Suriname as a country and the capital Paramaribo are by far the best places we have been to our this tour, which is why we only spent 2 days there (one day I’ll write a proper post about the soap opera, comedy of errors of this tour , but right now I’m only focusing on the good things) I really wish I had more time to spend in Suriname , I could spend a week here just going on all the various tours especially those to the jungle as I still don’t feel I’ve really seen the Amazon as one needs to fly into it and stay for a couple of days not just drive through the populated areas of it 😦
The first thing I did notice when entering Suriname is that I could not decide if I felt like I was in Africa or China. Every shop I saw and all the wood mills were Chinese.

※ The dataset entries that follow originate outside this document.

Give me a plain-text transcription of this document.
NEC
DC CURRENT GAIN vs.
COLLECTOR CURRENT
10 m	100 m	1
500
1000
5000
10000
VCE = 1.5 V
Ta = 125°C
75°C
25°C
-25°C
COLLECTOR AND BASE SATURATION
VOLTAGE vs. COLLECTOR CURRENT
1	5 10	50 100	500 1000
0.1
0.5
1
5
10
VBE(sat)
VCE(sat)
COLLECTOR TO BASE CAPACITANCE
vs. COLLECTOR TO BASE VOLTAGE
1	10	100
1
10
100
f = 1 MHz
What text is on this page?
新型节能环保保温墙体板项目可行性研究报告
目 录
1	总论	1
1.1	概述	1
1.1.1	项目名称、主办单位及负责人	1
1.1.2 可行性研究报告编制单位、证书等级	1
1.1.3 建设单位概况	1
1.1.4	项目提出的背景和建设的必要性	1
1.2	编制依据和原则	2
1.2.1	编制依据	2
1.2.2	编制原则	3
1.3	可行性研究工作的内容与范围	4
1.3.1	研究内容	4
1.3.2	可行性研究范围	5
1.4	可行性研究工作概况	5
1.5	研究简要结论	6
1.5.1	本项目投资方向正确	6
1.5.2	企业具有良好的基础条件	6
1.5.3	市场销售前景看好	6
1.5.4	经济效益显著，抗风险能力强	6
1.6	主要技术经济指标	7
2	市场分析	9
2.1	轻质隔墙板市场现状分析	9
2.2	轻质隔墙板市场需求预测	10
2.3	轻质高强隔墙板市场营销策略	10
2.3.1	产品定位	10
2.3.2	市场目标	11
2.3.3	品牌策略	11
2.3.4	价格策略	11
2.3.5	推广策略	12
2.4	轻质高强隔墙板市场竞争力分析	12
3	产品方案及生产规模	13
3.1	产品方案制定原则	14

I have no problem with this except for the fact that I’ve been told that the Chinese companies have no concerns about the environment and are just raping the jungle. They also use mercury in their mines which is just washed straight into the rivers. One must blame the governments of French Guiana, Suriname and especially Guyana (which has the worst ecological problems) since the governments are doing nothing to ensure proper ecological practices.
I did think that Suriname as a country and especially Paramaribo have a nicer feel to them than almost any other places we’d travelled. I cannot explain it but the place is cleaner, feels safer, the people are friendlier (they are friendly everywhere but even more so here) I just liked it. Although a lot of the buildings are in need of TLC, there seems to be a lot of growth and some stunning old colonial style buildings many of which have been restored. Since we arrived at lunchtime we had the afternoon to enjoy exploring the city and the pool at the hotel. Every time we arrived at a hotel we asked if there was a pool since to us this was like liquid gold after travelling in this unbearable heat.
The following day we went to see the dolphins and it was great. They are like bottlenose dolphins but a bit smaller. There are a lot of them and they fish in an area where a the large Suriname river meets the ocean. So we boarded a small boat at 9 am and went to search for them. They are not tame and not attracted to the boats as it is illegal to feed them or disturb them at all since they are a protected. You only get to glimpse them for seconds as they peak out the water perhaps to get a glimpse of these strange creatures in boats, you see just their dorsal fins more than the dolphins themselves but I enjoyed it and thought it was worth the trip.
We then stopped at a small sandy island for a walk and to meet some of the fisherman. I made a big mistake and left my bag on the boat. I asked the guide a young Dutch lady if it was ok and she said sure the boat captain remains on board and will keep and will keep an eye on it, yup that he did he also helped himself to Euro20 out my wallet. Totally my stupid mistake so I didn’t say anything when I discovered this after the trip while paying for lunch. Not the first or last mistake in my life but hopefully I won’t make the same one twice dumb just dumb
Anyway the walk on the beach was interesting, some of the guys spoke to the fishermen who live in these tiny shacks but were extremely friendly and generous and wanted to give them some fresh fish, it was impossible to take them with but such a lovely gesture. There were also loads of birds on the island most of which you just heard and they sounded like Budgerigar. The one sad thing is the amount of litter, I managed to avoid the litter in my photos but it was their and quite disgusting. The other interesting thing was that there seemed to be hundreds of round black rocks all over the beach but on closer inspection they were soft and squishy and I realised they were balls of compacted oil of some sort, disgusting but at least it wasn’t like an oil spill just these balls so the fish and birds could avoid them but it was rather weird.